Virginia Governor Northam issues posthumous pardon to seven black males executed on rape charges
Governor's office: Pardons don't address guilt, serve as recognition men were tried without adequate due process, received racially-biased sentence.
Virginia Democratic Gov. Ralph Northam on Tuesday granted a posthumous pardon to seven black men who were executed 70 years ago for allegedly raping of a white woman.
"While these pardons do not address the guilt of the seven, they serve as recognition from the commonwealth that these men were tried without adequate due process and received a racially-biased death sentence not similarly applied to white defendants," the governor's office said in a statement.
Said Northam: "This is about righting wrongs. We all deserve a criminal justice system that is fair, equal, and gets it right – no matter who you are or what you look like.
"I'm grateful to the advocates and families of the Martinsville Seven for their dedication and perseverance. While we can’t change the past, I hope today’s action brings them some small measure of peace."

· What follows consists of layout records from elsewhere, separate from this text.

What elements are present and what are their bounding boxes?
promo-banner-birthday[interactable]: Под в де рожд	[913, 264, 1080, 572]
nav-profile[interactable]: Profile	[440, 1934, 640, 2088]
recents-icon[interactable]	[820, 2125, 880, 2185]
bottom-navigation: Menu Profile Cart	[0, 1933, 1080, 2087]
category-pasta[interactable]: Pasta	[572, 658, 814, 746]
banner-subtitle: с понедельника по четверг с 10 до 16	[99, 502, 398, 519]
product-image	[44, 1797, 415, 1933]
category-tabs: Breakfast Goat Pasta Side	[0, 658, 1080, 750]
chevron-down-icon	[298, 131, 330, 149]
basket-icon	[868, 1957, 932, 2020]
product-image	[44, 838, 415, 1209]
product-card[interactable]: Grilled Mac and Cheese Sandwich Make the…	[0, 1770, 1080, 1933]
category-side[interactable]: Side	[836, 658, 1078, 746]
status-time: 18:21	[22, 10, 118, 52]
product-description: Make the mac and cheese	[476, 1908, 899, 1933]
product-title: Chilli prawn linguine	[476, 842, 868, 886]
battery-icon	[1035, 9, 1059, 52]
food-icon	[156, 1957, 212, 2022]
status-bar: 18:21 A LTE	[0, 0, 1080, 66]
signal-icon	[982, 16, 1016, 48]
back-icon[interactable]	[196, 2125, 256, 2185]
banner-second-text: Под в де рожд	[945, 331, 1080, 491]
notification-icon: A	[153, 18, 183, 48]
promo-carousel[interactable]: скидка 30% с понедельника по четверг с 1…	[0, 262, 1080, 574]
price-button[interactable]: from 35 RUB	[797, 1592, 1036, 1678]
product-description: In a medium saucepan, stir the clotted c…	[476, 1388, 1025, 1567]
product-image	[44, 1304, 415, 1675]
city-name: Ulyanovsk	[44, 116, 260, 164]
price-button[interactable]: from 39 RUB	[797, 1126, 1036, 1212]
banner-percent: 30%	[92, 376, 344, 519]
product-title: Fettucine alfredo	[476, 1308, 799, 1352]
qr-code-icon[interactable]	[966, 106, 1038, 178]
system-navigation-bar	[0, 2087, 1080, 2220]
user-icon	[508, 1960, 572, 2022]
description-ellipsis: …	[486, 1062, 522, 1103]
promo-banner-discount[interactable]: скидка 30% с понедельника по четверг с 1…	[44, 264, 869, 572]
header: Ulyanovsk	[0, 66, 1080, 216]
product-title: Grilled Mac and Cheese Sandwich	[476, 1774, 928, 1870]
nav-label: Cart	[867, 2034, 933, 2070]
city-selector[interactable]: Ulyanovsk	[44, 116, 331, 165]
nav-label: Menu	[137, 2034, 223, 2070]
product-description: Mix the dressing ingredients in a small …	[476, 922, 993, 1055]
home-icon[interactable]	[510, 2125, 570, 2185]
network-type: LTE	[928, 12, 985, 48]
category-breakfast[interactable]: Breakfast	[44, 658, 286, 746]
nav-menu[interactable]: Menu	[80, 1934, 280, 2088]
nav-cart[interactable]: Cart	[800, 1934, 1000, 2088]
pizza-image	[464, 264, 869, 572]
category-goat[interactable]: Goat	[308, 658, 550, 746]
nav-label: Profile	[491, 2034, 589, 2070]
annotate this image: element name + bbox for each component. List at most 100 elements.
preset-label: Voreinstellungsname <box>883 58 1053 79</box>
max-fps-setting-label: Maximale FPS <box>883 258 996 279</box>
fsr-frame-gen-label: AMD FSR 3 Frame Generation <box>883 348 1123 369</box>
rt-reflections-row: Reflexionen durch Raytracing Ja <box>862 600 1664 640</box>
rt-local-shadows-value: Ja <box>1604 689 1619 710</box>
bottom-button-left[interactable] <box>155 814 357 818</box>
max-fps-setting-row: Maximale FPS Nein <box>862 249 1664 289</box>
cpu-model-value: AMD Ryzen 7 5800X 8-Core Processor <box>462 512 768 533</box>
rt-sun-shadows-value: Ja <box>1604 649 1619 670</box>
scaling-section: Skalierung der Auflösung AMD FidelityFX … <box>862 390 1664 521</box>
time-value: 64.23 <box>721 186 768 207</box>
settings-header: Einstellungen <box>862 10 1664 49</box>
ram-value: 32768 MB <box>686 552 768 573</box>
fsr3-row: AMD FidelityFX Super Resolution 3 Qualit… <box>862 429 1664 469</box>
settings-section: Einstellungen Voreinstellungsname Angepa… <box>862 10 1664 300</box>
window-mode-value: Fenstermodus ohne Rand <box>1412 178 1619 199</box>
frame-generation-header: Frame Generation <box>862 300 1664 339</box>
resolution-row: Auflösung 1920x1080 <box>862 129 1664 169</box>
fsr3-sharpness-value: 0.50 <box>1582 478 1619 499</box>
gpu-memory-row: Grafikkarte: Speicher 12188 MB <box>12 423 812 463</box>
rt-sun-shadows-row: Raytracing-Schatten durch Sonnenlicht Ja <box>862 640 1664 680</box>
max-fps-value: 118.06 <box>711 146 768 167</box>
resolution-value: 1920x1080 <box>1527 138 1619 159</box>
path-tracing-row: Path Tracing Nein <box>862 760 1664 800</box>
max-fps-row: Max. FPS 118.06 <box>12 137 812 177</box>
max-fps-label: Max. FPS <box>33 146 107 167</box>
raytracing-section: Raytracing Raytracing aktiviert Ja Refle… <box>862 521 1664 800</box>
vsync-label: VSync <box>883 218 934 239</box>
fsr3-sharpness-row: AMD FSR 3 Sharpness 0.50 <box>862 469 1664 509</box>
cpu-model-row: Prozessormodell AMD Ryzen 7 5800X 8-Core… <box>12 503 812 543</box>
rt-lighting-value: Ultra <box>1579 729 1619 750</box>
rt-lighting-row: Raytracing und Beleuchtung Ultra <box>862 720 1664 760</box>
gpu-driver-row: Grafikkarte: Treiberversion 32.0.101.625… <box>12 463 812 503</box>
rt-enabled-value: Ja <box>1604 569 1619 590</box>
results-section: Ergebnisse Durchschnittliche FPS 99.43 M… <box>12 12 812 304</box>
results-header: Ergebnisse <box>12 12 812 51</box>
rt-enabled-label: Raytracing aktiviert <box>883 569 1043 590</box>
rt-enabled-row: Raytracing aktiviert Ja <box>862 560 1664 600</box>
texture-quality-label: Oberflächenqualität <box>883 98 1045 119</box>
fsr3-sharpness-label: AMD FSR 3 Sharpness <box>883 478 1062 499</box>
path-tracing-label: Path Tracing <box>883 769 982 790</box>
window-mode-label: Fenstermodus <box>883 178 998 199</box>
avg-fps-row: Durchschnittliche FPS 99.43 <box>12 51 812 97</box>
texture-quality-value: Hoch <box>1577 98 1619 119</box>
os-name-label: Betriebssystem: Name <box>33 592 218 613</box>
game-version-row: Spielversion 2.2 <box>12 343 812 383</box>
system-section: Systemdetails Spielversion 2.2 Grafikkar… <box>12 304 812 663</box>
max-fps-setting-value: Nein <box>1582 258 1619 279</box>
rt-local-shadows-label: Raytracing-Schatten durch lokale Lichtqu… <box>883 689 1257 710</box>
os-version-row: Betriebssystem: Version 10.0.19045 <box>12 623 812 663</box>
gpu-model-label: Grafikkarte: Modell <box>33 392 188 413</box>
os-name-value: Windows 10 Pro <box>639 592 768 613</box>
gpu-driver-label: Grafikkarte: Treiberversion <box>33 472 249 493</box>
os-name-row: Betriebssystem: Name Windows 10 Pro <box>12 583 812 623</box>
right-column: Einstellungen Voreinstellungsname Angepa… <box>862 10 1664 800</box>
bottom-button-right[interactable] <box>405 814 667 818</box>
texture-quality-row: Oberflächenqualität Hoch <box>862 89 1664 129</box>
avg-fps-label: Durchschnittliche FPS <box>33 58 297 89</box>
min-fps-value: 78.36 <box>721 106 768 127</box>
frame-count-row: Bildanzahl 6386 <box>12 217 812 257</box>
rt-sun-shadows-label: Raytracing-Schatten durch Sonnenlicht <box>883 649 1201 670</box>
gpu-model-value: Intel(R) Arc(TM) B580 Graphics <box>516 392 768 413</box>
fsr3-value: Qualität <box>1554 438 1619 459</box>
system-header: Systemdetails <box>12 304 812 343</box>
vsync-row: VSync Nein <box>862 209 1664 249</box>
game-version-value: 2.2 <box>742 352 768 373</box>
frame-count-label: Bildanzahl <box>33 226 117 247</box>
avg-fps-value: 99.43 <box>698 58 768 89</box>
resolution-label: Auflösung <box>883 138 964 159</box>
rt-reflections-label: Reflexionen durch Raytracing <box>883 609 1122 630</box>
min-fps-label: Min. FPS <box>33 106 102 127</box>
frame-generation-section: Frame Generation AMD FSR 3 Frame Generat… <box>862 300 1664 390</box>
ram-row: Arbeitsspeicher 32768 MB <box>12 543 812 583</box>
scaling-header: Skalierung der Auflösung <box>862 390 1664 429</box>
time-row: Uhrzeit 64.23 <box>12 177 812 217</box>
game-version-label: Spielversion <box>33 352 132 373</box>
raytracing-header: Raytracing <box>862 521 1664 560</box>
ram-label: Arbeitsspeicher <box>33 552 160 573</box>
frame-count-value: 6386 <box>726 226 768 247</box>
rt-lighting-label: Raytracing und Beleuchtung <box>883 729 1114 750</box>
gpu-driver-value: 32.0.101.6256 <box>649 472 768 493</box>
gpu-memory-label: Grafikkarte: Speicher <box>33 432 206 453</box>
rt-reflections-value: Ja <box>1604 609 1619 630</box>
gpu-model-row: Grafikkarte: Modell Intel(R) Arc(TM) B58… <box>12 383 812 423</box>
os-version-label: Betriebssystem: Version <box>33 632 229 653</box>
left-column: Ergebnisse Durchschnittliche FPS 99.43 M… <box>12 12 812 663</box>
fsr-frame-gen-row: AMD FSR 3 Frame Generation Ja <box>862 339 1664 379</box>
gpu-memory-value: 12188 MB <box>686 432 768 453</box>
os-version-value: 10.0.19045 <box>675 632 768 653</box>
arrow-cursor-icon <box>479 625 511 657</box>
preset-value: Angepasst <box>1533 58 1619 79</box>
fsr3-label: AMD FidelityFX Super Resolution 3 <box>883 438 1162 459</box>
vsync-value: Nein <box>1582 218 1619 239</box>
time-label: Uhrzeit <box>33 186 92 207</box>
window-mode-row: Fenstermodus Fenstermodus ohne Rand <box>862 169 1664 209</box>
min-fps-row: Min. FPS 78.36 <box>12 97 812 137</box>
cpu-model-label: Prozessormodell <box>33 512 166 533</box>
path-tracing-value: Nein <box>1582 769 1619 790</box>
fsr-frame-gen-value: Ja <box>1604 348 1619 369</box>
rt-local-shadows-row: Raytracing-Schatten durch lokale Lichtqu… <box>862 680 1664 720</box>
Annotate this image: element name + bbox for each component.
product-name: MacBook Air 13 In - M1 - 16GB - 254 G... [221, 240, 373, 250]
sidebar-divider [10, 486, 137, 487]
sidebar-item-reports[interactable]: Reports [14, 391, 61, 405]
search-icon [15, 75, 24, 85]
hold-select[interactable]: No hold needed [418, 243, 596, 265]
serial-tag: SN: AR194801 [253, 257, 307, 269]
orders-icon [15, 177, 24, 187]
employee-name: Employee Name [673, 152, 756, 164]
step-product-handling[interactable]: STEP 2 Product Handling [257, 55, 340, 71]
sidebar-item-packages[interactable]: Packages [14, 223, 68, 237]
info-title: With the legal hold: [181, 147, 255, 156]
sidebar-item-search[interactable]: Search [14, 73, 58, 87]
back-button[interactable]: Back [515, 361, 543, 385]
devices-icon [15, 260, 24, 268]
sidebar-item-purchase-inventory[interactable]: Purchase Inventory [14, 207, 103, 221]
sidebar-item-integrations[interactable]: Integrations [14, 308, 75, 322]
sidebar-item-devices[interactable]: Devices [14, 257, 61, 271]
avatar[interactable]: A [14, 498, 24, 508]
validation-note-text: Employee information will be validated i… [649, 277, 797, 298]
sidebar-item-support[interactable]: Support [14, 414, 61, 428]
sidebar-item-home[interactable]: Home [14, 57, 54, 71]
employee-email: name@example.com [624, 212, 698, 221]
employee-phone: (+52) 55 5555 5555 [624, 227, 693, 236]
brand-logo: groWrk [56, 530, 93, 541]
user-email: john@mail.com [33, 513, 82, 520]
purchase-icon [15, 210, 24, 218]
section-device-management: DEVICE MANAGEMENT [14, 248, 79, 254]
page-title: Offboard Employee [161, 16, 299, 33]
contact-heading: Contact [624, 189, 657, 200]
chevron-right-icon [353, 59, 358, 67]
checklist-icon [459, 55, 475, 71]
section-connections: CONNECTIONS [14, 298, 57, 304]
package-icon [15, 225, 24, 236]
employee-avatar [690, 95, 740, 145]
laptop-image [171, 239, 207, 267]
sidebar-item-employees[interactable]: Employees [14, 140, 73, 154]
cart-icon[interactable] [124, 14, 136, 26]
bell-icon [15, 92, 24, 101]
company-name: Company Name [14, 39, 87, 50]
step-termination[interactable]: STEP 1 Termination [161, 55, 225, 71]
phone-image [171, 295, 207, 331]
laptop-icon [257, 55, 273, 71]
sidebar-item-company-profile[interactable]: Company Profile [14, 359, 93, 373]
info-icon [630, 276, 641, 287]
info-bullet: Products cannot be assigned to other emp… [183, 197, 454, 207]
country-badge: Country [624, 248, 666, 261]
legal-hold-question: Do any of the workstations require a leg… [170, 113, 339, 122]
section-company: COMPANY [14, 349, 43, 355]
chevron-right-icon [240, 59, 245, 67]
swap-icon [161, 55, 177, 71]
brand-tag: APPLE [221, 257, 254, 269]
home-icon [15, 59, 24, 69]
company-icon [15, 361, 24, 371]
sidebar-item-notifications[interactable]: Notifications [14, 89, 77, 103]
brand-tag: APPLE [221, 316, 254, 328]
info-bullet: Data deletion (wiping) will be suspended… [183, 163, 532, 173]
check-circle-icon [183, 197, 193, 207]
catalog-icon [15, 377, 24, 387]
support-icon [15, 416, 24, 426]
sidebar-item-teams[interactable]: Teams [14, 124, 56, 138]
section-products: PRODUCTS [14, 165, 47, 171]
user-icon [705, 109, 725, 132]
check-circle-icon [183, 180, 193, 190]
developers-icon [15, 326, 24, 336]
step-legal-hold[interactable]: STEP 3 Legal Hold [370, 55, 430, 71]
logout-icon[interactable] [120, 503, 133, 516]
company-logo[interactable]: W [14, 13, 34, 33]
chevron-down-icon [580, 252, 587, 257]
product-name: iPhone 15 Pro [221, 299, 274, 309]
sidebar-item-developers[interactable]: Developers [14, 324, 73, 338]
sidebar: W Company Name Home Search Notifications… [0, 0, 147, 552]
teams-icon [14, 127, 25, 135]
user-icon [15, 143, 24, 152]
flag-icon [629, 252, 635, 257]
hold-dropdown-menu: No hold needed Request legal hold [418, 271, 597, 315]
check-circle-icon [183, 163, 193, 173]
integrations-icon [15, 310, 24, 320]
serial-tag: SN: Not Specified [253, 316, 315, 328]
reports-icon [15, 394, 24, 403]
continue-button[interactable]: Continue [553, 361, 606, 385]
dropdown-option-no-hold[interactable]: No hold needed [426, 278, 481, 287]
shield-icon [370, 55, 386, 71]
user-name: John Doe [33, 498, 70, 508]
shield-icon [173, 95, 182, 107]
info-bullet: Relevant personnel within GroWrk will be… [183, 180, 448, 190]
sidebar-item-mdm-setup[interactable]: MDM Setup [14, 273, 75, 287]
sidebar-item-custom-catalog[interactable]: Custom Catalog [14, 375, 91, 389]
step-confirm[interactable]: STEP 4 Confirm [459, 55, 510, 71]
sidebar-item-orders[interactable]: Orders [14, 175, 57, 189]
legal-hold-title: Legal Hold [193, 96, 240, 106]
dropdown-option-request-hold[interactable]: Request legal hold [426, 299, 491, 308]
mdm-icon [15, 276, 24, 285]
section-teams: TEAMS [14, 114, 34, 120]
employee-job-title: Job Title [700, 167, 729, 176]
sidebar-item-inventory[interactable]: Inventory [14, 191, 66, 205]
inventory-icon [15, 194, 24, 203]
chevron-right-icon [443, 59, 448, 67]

Family members of the seven men from the city of Martinsville – Francis DeSales Grayson, Booker T. Millner, Frank Hairston, James Hairston, Howard Lee Hairston, John C. Taylor and Joe Hampton – say they were interrogated under duress, without the presence of a lawyer and that their confessions were coerced under threat of mob violence, according to WWBT, an NBC-TV affiliate in Richmond.
The crime for which the men were found guilty occurred in 1949.
A court held consecutive, one-day trials, with each having about two hours of deliberation. And the men were executed in February 1951, in what is known to be the largest mass execution in Virginia history.
Most of the men were in their late teens or early 20s, WWBT also reports. The NAACP tried unsuccessfully to appeal the verdicts.
The Martinsville 7 Initiative Inc. says Virginia law "provides for the death penalty for rape. However, in practice, only black men were subjected to the death penalty for rape even though the statute had changed in 1866."